2 – Evaluation :  » Processus visant à apprécier le rendement scolaire et les difficultés d’apprentissage d’un sujet en regard d’objectifs spécifiques en vue de prendre les meilleures décisions relatives à la planification de son cheminement ultérieur « .

Les définitions présentées, ci – dessus , contiennent des mots que nous trouvons clés et qui nous permettent de mieux appréhender aussi bien la nature de telle ou telle action ainsi que son objectif. Autrement dit, à partir des différentes définitions données aux termes  » contrôle « ,  » examen  » et  » évaluation  » , on peut retenir les distinctions suivantes :

Examen / Evaluation

Examen : apprécier ou sélectionner….. pour conférer un titre ( par exemple)  Evaluation : apprécier pour prendre les meilleures décisions relatives à la planification du cheminement ultérieur de l’action didactique.

Contrôle / Evaluation

Contrôle : objectif, modèle préexistant, mesure de l’écart, acheminement de l’action.  Evaluation : subjective, création continue de modèle, processus partiel et inachevé.

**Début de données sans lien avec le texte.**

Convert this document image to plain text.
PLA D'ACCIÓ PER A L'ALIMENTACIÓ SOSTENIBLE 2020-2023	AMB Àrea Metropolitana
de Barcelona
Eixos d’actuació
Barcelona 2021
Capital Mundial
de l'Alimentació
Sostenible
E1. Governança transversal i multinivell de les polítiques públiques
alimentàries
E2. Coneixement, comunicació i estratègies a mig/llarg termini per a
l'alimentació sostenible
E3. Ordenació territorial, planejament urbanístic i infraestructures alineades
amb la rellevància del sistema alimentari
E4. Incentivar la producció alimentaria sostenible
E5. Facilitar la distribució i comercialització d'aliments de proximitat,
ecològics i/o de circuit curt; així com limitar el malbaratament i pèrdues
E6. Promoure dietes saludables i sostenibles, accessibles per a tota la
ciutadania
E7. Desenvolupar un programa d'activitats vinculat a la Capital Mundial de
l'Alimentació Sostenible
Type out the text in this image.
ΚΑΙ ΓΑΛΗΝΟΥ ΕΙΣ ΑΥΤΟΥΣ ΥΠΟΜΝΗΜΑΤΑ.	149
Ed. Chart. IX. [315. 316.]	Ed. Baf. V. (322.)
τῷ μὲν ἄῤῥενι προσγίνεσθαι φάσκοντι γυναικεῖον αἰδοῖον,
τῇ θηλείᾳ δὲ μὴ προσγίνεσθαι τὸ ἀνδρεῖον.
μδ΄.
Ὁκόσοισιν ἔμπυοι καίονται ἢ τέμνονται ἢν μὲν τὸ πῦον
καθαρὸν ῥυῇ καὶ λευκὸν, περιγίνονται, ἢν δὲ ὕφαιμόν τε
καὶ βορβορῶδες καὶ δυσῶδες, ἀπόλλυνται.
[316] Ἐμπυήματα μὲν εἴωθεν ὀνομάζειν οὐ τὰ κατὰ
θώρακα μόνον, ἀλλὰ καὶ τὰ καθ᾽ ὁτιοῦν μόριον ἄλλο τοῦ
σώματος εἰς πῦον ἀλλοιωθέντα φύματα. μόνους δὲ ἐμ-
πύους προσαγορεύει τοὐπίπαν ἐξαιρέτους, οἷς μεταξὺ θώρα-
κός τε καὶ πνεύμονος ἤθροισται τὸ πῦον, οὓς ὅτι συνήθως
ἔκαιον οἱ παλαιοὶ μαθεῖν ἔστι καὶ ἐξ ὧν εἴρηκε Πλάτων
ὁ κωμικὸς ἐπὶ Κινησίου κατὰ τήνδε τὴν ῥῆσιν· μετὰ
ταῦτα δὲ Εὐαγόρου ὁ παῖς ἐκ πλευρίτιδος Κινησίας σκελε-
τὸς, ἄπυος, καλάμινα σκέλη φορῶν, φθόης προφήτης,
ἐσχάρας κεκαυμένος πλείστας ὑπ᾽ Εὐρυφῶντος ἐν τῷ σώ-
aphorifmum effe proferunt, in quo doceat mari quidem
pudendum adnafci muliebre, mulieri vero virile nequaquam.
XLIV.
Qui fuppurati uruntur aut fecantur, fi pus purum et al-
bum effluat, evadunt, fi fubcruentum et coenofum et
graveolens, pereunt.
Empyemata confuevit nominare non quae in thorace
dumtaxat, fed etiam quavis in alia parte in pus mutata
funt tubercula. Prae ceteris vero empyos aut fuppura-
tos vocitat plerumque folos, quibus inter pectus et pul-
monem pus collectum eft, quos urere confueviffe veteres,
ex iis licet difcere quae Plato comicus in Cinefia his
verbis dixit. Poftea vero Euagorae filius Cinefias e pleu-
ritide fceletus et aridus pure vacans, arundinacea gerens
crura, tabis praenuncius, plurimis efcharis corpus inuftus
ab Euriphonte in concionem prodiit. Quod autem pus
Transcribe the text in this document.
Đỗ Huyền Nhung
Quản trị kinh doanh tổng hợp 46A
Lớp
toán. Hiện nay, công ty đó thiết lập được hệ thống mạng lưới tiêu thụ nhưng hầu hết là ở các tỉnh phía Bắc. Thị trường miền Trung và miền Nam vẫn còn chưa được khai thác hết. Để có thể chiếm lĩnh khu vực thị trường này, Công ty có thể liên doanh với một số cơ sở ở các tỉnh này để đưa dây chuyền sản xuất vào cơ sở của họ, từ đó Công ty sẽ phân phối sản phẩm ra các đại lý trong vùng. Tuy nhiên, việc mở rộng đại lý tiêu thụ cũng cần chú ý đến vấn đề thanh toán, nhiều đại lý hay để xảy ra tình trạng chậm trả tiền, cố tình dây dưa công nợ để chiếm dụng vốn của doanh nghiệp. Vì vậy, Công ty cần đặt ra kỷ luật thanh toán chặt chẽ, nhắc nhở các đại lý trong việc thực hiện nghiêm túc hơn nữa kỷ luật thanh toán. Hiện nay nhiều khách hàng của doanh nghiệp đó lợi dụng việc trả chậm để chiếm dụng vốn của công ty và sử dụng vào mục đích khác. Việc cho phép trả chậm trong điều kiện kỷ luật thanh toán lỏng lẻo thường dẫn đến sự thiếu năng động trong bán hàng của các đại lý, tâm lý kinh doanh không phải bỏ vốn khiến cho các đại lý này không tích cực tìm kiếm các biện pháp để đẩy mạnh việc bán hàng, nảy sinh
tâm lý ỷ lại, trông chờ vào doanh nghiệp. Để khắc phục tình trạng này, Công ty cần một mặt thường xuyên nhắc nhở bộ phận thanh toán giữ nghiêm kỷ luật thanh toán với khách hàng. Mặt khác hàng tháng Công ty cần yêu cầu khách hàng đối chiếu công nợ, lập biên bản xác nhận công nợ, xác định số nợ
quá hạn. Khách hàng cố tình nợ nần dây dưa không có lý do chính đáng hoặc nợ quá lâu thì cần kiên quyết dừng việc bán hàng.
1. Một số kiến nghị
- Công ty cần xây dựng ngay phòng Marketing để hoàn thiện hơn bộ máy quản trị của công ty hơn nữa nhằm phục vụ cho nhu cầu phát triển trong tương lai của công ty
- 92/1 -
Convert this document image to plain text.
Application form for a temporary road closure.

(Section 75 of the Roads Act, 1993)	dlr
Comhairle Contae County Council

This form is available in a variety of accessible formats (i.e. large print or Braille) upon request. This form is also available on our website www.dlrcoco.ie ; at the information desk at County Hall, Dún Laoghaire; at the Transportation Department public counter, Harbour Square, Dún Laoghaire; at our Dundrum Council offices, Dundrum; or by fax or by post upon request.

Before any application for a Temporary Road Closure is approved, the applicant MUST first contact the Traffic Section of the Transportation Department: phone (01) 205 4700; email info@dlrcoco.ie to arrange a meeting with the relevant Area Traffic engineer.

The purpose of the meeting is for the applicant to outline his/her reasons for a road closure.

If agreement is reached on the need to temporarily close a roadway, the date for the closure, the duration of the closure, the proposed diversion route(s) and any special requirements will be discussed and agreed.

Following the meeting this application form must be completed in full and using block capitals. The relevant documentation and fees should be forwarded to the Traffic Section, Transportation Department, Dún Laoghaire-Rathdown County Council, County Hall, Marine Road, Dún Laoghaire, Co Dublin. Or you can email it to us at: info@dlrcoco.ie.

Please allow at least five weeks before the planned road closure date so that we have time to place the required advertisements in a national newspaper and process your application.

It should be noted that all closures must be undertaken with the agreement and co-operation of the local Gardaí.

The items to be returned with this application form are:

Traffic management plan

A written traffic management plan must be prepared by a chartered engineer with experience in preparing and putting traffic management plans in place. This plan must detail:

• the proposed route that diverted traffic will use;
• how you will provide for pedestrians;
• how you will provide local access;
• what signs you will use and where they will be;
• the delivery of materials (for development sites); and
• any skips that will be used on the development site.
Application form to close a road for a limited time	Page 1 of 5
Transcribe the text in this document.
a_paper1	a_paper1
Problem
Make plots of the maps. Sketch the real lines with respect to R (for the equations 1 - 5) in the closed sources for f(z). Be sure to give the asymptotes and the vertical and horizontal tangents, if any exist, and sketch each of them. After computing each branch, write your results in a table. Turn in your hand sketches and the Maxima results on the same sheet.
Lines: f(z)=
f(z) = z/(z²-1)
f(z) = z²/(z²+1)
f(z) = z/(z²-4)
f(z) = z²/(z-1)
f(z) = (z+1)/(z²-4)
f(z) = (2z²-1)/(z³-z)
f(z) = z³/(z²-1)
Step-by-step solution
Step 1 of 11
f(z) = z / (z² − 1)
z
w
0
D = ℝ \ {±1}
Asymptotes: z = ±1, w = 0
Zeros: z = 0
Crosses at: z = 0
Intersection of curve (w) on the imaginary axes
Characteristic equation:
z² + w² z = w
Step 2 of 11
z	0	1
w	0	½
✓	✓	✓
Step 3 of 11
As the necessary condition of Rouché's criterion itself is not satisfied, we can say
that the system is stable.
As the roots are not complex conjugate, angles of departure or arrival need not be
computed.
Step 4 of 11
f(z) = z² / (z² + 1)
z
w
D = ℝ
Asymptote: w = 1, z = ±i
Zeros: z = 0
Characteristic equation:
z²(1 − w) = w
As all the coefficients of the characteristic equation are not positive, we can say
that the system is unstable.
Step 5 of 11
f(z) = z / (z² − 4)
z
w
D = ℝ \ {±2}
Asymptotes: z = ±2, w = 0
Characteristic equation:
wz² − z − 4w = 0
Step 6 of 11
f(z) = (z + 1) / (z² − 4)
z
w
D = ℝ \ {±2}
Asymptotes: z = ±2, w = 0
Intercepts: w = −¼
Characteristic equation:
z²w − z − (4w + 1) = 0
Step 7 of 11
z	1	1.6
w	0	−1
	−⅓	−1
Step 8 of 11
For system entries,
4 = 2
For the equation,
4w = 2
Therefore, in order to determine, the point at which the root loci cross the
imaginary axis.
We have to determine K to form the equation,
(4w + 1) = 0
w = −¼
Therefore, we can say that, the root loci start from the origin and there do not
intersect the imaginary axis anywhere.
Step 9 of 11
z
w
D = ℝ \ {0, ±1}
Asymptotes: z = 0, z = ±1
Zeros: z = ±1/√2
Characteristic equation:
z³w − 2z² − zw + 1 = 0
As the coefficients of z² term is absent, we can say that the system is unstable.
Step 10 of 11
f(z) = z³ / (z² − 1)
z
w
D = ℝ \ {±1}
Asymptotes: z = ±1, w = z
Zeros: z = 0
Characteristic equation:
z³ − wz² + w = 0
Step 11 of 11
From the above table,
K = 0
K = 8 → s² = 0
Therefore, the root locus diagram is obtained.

A partir des mots ou idées clés relevées dans les différentes définitions, on peut déjà saisir ce qui distingue l’acte d’évaluation des autres actes, ceci au niveau de l’objectif. Mais, l’appréciation du sens d’un acte reste incomplète si celle – ci ne contient pas d’éléments indiquant sa nature ou le processus de son fonctionnement. A propos de ce point E. ABOUBAKER avance :  » L’acte d’évaluation implique nécessairement la présence de deux données : l’objet de jugement, appelé aussi  » le référé  » et les critères de jugement, appelé aussi  » référent « . Le référé relève du monde du réel et le référent du monde de l’idéal. Autrement dit, dans un acte d’évaluation, on a affaire à deux mondes différents : le monde du concret et le monde de l’abstrait. La comparaison entre les données émanant de ces deux mondes nous permet de porter un jugement de valeur concernant la valeur de ce qui évalué « .

Après avoir défini l’acte d’évaluation par rapport à l’acte de contrôle et d’examen, nous allons essayer de saisir le sens de cet acte à travers l’histoire.

2 – Evolution de l’objet de l’acte d’évaluation

Bien que la pratique de l’évaluation scolaire date depuis maintenant plus d’un siècle, l’emploi de terme  » Evaluation  » dans le sens propre du terme a commencé seulement vers la fin du xix siècle. Avant cette date, dans les ouvrages spécialisés, on utilisait le terme « Docimologie » pour désigner la science des examens. M REUCHLIN dit à propos :  » C’est en 1922 que H. PIERON et D. LANGIER consacrèrent en France, les premières études, réalisées selon les méthodes objectives de la science expérimentale. La docimologie est née. Quelques années plus tard, elle prenait un essor international avec l’enquête de la Fondation Canergie qui réunissait des participants américains, allemands, anglais, écossais, français et suisse « .

Cette situation a conduit à l’élargissement de l’objet d’étude principal de cette branche des sciences de l’éducation pour comprendre tous les moyens ou les instruments utilisés pour évaluer le travail des élèves. M. REUCHLIN évoque aussi cette idée en disant :  » Depuis les travaux de docimologie réalisés avant 1930 par H. PIERON, D. LANGIER et J. WEINBERG, une évolution sensible a marqué le développement de cette  » étude systématique des examens « . La docimologie a vu son domaine s’élargir. Elle ne concerne plus les seuls examens, mais de façon générale, toutes les méthodes utilisées pour porter sur les élèves une appréciation « .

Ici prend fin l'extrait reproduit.